適当なところで、手刀を打ち込み、態勢を崩した堂本を、華奢な足からは想像もつかない力で高々と蹴り上げた。

「ガフッ……!!」

ドサリと、堂本の体が落下する。
日吉はそれを見下ろし、見下したように蹴り飛ばした。

「もうお終いか…?つまらないヤツだな、もう少し遊べると思ったのに…」
「調子付きやがって……」
「……」

日吉は、眉間に皺を寄せた。
そして視線を上げ、このヴァンパイア達をまとめている者を見上げて言った。

「…殺していいですか…」
「まだとっておいてよ…使い道が無くなったら好きにしていいけど……」

闇に同化してしまいそうなほど黒く長い髪の男は、無表情のまま答えた。堂本は、この状態でも安心したように溜息をもらす。
日吉は、気に食わないという表情をあらわにしている。

「…チッ…。
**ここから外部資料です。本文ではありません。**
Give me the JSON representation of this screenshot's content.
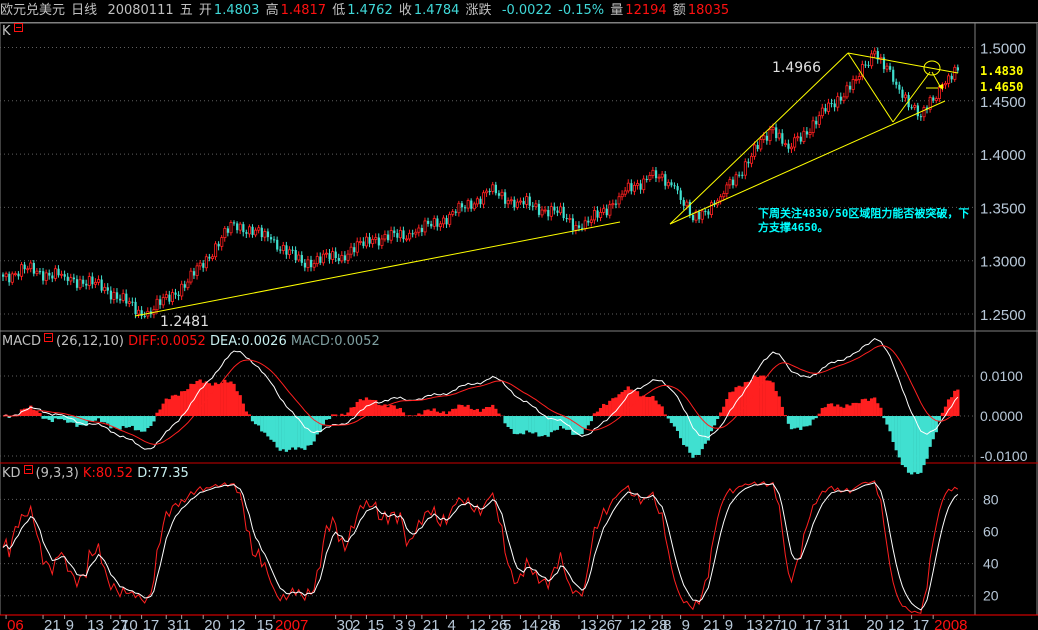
{
  "header": {
    "symbol": "欧元兑美元",
    "period": "日线",
    "date": "20080111",
    "weekday": "五",
    "open_label": "开",
    "open": "1.4803",
    "high_label": "高",
    "high": "1.4817",
    "low_label": "低",
    "low": "1.4762",
    "close_label": "收",
    "close": "1.4784",
    "change_label": "涨跌",
    "change": "-0.0022",
    "change_pct": "-0.15%",
    "volume_label": "量",
    "volume": "12194",
    "amount_label": "额",
    "amount": "18035"
  },
  "main_panel": {
    "title": "K",
    "high_mark": "1.4966",
    "low_mark": "1.2481",
    "resistance": "1.4830",
    "support": "1.4650",
    "note": "下周关注4830/50区域阻力能否被突破，下方支撑4650。"
  },
  "macd_panel": {
    "title": "MACD",
    "params": "(26,12,10)",
    "diff": "DIFF:0.0052",
    "dea": "DEA:0.0026",
    "macd": "MACD:0.0052"
  },
  "kd_panel": {
    "title": "KD",
    "params": "(9,3,3)",
    "k": "K:80.52",
    "d": "D:77.35"
  },
  "colors": {
    "up": "#ff2020",
    "down": "#40e0d0",
    "trend": "#ffff00",
    "grid": "#606060"
  },
  "chart_data": {
    "type": "candlestick",
    "price_ticks": [
      "1.5000",
      "1.4500",
      "1.4000",
      "1.3500",
      "1.3000",
      "1.2500"
    ],
    "price_ylim": [
      1.235,
      1.522
    ],
    "close_pivots": [
      [
        0,
        1.285
      ],
      [
        7,
        1.292
      ],
      [
        20,
        1.285
      ],
      [
        33,
        1.275
      ],
      [
        46,
        1.2481
      ],
      [
        60,
        1.28
      ],
      [
        75,
        1.335
      ],
      [
        87,
        1.32
      ],
      [
        97,
        1.298
      ],
      [
        110,
        1.305
      ],
      [
        120,
        1.32
      ],
      [
        133,
        1.325
      ],
      [
        147,
        1.345
      ],
      [
        158,
        1.365
      ],
      [
        167,
        1.355
      ],
      [
        180,
        1.345
      ],
      [
        188,
        1.33
      ],
      [
        200,
        1.36
      ],
      [
        210,
        1.38
      ],
      [
        218,
        1.37
      ],
      [
        224,
        1.338
      ],
      [
        233,
        1.36
      ],
      [
        250,
        1.425
      ],
      [
        255,
        1.405
      ],
      [
        267,
        1.44
      ],
      [
        277,
        1.47
      ],
      [
        283,
        1.4966
      ],
      [
        290,
        1.465
      ],
      [
        298,
        1.435
      ],
      [
        305,
        1.465
      ],
      [
        310,
        1.4784
      ]
    ],
    "macd_ticks": [
      "0.0100",
      "0.0000",
      "-0.0100"
    ],
    "macd_ylim": [
      -0.0115,
      0.0165
    ],
    "kd_ticks": [
      "80",
      "60",
      "40",
      "20"
    ],
    "kd_ylim": [
      8,
      102
    ],
    "date_labels": [
      [
        "06",
        1,
        true
      ],
      [
        "21",
        13
      ],
      [
        "9",
        20
      ],
      [
        "13",
        27
      ],
      [
        "27",
        35
      ],
      [
        "10",
        38
      ],
      [
        "17",
        45
      ],
      [
        "31",
        53
      ],
      [
        "1",
        58
      ],
      [
        "20",
        65
      ],
      [
        "12",
        73
      ],
      [
        "15",
        82
      ],
      [
        "2007",
        88,
        true
      ],
      [
        "30",
        108
      ],
      [
        "2",
        113
      ],
      [
        "15",
        118
      ],
      [
        "3",
        127
      ],
      [
        "9",
        131
      ],
      [
        "21",
        136
      ],
      [
        "4",
        144
      ],
      [
        "12",
        151
      ],
      [
        "26",
        158
      ],
      [
        "5",
        162
      ],
      [
        "14",
        168
      ],
      [
        "28",
        174
      ],
      [
        "6",
        178
      ],
      [
        "13",
        187
      ],
      [
        "26",
        193
      ],
      [
        "7",
        198
      ],
      [
        "12",
        203
      ],
      [
        "28",
        210
      ],
      [
        "8",
        214
      ],
      [
        "9",
        220
      ],
      [
        "21",
        227
      ],
      [
        "9",
        234
      ],
      [
        "13",
        241
      ],
      [
        "27",
        247
      ],
      [
        "10",
        252
      ],
      [
        "17",
        260
      ],
      [
        "31",
        267
      ],
      [
        "1",
        272
      ],
      [
        "20",
        280
      ],
      [
        "12",
        287
      ],
      [
        "17",
        295
      ],
      [
        "2008",
        302,
        true
      ]
    ]
  }
}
命拾いしたな、ゲス野郎…」

そう吐き捨てると、堂本をプールに蹴り落とした。

「聞こえなかったの…?」
「殺しては無いでしょう。どうせ殺しても死なないようなゴキブリなんですから…」
「…あっそ。」

やはり無表情で、男は日吉が去っていくのを眺めていた。そのあとしばらくして、プールに落とされた堂本が上がってくる。

「…ホントだ、生きてた…。」
「あんの野郎っ……」
「へぇー…元気そうだね。流石だよ…キミってば体力意外とりえなんてないんだから。」

堂本はその言葉が気に入らなかったが、上の者に逆らうわけにもいかず、そのまま背を向けて去って行った。